Bieganie a odchudzanie – jak skutecznie się za to zabrać?
Bieganie jest najskuteczniejszym sposobem odchudzania poprzez sport, co do tego nie ma wątpliwości. Jest to aktywność paliwożerna i mocno obciążająca mięśnie, potrafi też bardzo mocno rozpędzić metabolizm w godzinach potreningowych. Tym niemniej, warto zdać sobie sprawę z trudności, które napotkasz na tej drodze. Bieganie a odchudzanie to połączenie idealne. Jednak niewłaściwe podejście do tematu grozi nie tylko nieskutecznością kuracji, ale i nasila ryzyko kontuzji.
Bieganie a odchudzanie – od czego zacząć?
Dla początkującego bieganie jest sportem bardzo wymagającym, zarówno pod względem kondycyjnym, jak i mięśniowym. Pierwsze próby treningu okażą się diabelnie trudne. Ambitne plany biegania tylu i tylu kilometrów legną w gruzach, gdy okaże się, że osobie z nadwagą, bez doświadczenia biegowego, mocy starcza na jakieś 100-200 metrów biegu, w praktyce: nie więcej niż 30 sekund wysiłku. Później zadyszka jest tak obezwładniająca, że nie ma mowy o kontynuowaniu biegu.
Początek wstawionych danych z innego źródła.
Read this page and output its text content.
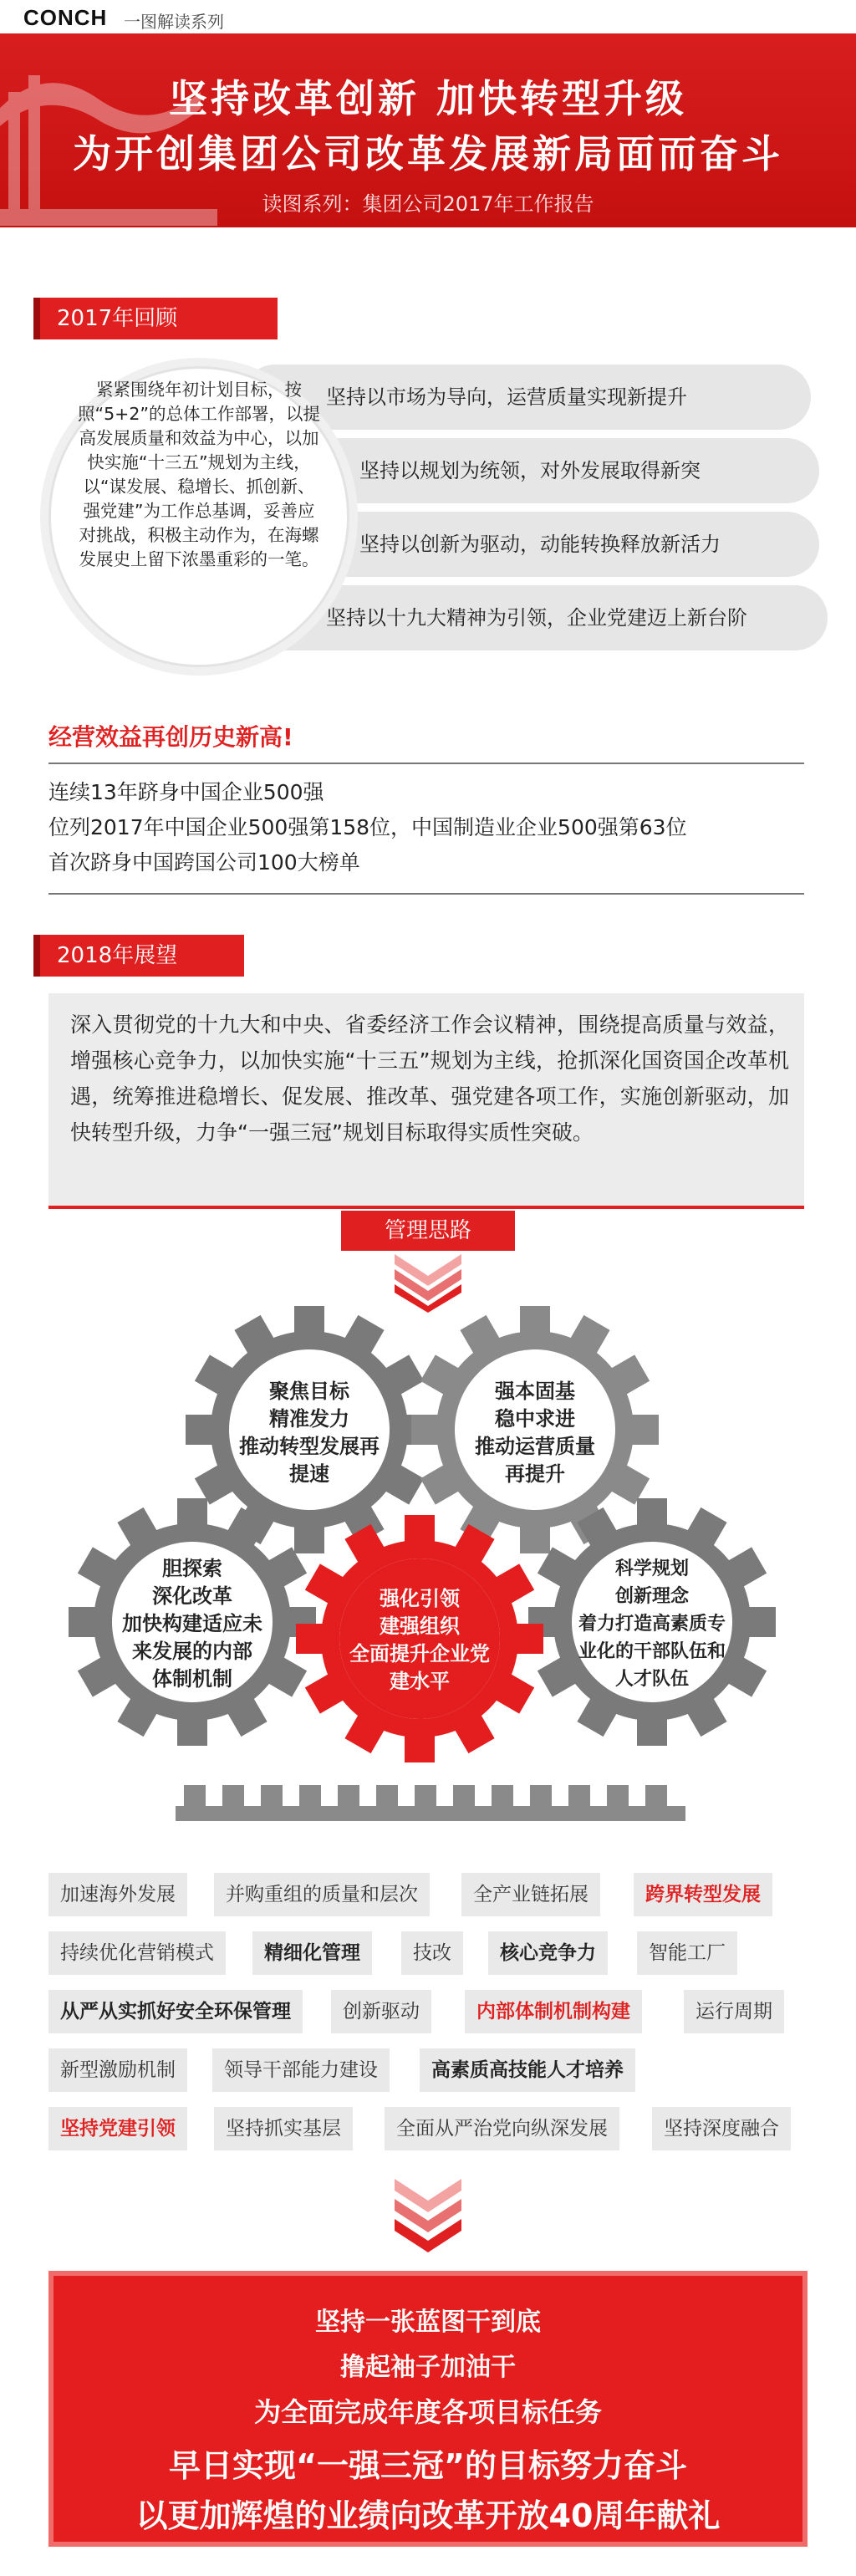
CONCH 一图解读系列
坚持改革创新 加快转型升级
为开创集团公司改革发展新局面而奋斗
读图系列：集团公司2017年工作报告
2017年回顾
坚持以市场为导向，运营质量实现新提升
坚持以规划为统领，对外发展取得新突
坚持以创新为驱动，动能转换释放新活力
坚持以十九大精神为引领，企业党建迈上新台阶
紧紧围绕年初计划目标，按照“5+2”的总体工作部署，以提高发展质量和效益为中心，以加快实施“十三五”规划为主线，以“谋发展、稳增长、抓创新、强党建”为工作总基调，妥善应对挑战，积极主动作为，在海螺发展史上留下浓墨重彩的一笔。
经营效益再创历史新高!
连续13年跻身中国企业500强
位列2017年中国企业500强第158位，中国制造业企业500强第63位
首次跻身中国跨国公司100大榜单
2018年展望
深入贯彻党的十九大和中央、省委经济工作会议精神，围绕提高质量与效益，增强核心竞争力，以加快实施“十三五”规划为主线，抢抓深化国资国企改革机遇，统筹推进稳增长、促发展、推改革、强党建各项工作，实施创新驱动，加快转型升级，力争“一强三冠”规划目标取得实质性突破。
管理思路
聚焦目标
精准发力
推动转型发展再
提速
强本固基
稳中求进
推动运营质量
再提升
胆探索
深化改革
加快构建适应未
来发展的内部
体制机制
强化引领
建强组织
全面提升企业党
建水平
科学规划
创新理念
着力打造高素质专
业化的干部队伍和
人才队伍
加速海外发展	并购重组的质量和层次	全产业链拓展	跨界转型发展
持续优化营销模式	精细化管理	技改	核心竞争力	智能工厂
从严从实抓好安全环保管理	创新驱动	内部体制机制构建	运行周期
新型激励机制	领导干部能力建设	高素质高技能人才培养
坚持党建引领	坚持抓实基层	全面从严治党向纵深发展	坚持深度融合
坚持一张蓝图干到底
撸起袖子加油干
为全面完成年度各项目标任务
早日实现“一强三冠”的目标努力奋斗
以更加辉煌的业绩向改革开放40周年献礼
Następnego dnia okazuje się, że krótki trening spowodował rozległe spustoszenie w mięśniach i trudno wyjść na trening, bo jest się kompletnie obolałym. Z tego względu nie ma sensu planowanie innego sposobu odchudzania poprzez bieganie niż użycie marszobiegu lub interwału. Z początku krótkie odcinki biegu są przedzielone długimi odcinkami marszu czy też dogorywania i dochodzenia do siebie. Nie można być zbyt ambitnym: o ile oddechowo poprawa formy jest szybka, tak mięśnie i ścięgna osoby z nadwagą są jej słabym punktem. Jeśli obciążenia będą wzrastały zbyt szybko, przygoda z bieganiem szybko skończy się z powodu kontuzji.

Te dwa praktyczne aspekty: czas trwania oraz ryzyko kontuzji powodują, że jakiekolwiek biegi ciągłe nie są zalecaną forma aktywności dla odchudzających się. Chyba że mówimy o osobie doświadczonej biegowo, która chce zrzucić dwa czy cztery kilogramy – to zupełnie inna sytuacja. Ktoś, kto zrzuca 10, 20 czy 30 kilogramów, a do tego nie ma doświadczenia treningowego, musi podchodzić do tematu z wręcz przesadną ostrożnością. Co z tego, że przebiegasz regularnie miesiąc, jeśli potem kontuzja wyłączy Cię z aktywności na kilka tygodni i z powrotem przybierzesz na wadze? Odchudzając się poprzez bieganie, trzeba celować w zmianę stylu życia i mieć cel długodystansowy – myśleć w perspektywie miesięcy i lat, a nie dni czy tygodni.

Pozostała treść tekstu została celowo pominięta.